Cuando el tiempo se detiene, por Javier G. Caso (@javicasopress)

Cuando el tiempo se detiene

 Dos imágenes de la canguesa calle del Campón a las que se separan 85 años aunque apenas se vean cambios en el paisaje urbano

Foto Archivo Loty
Foto Javier G. Caso
Anda que no ha cambiado la geografía urbana de Cangas de Onís en los últimos años. Sin embargo hay rincones en los que el tiempo parece haberse detenido. Y como prueba bien valen las dos fotos que se pueden ver sobre estas líneas, dos instantáneas realizadas en el mismo sitio, en la canguesa calle del Campón, que va desde el entorno de la Plaza hasta desembocar en la Carreterona y que es paralela a la calle del Mercado. Pocas, muy pocas cosas han cambiado en este lugar a pesar de que son 85 los años que se separan a estas dos fotografías. La más antigua, como es fácil de suponer, es la de la izquierda, la que está en blanco y negro y es obra del fotógrafo portugués Antonio Passaporte.

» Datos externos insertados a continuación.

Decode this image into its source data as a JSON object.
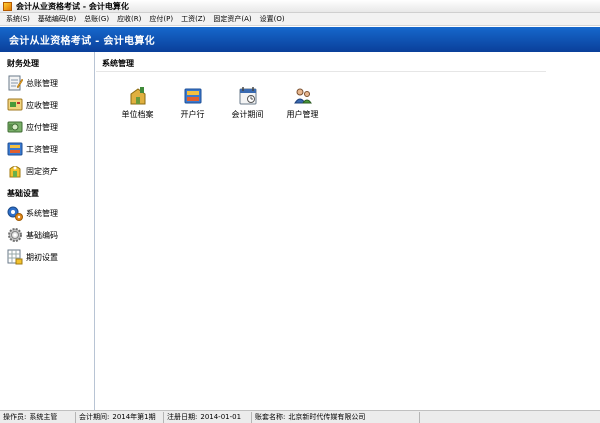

Se trata de una de las 7.000 placas de vidrio que conforman el Archivo Loty, adquirido en 2002 por el Ministerio de Cultura, en cuya web pueden contemplarse en la fototeca del Instituto del Patrimonio Cultural de España. Se trata de un conjunto de fotos realizadas por Passaporte entre los años 1927 y 1936 en distintos lugares de España encargadas por la firma Colecciones Loty para comercializarlas como tarjetas postales. Y en Cangas de Onís, posiblemente hacia 1928, ya que a este mismo año pertenece las que realizó en Gijón, y podrían haber sido realizadas en un mismo viaje a Asturias, Passaporte hizo un buen montón de fotos. Entre ellas, la de arriba a la izquierda. Para muchos cangueses es un rincón que pasa bastante desapercibido, sin embargo a este fotógrafo debió llamarle la atención por algún motivo, no en vano la foto se titula "una de las calles más antiguas de la ciudad". No sé si sería para tanto, pero a la vista de algunos desaguisados urbanísticos ocurridos en Cangas de Onís hace algunos años, ya nos hubiera gustado que algunos de los edificios demolidos hace años, y que deberían haber seguido en pie, se hubieran conservado tan bien, como este conjunto de la calle del Campón. La foto de la derecha es de la semana pasada y apenas se perciben más novedades que el nuevo pavimento de adoquín y piedra colocado hace unos años, la verja de hierro que cierre el acceso a la parte posterior de la casa donde se ubica la tienda de Pili Blanco, las farolas o las cajas de los contadores de la luz, o los cambios en la fachada de la casa de la izquierda, donde se eliminó una puerta y el balcón central fue transformado en ventana. ¡Qué cosas!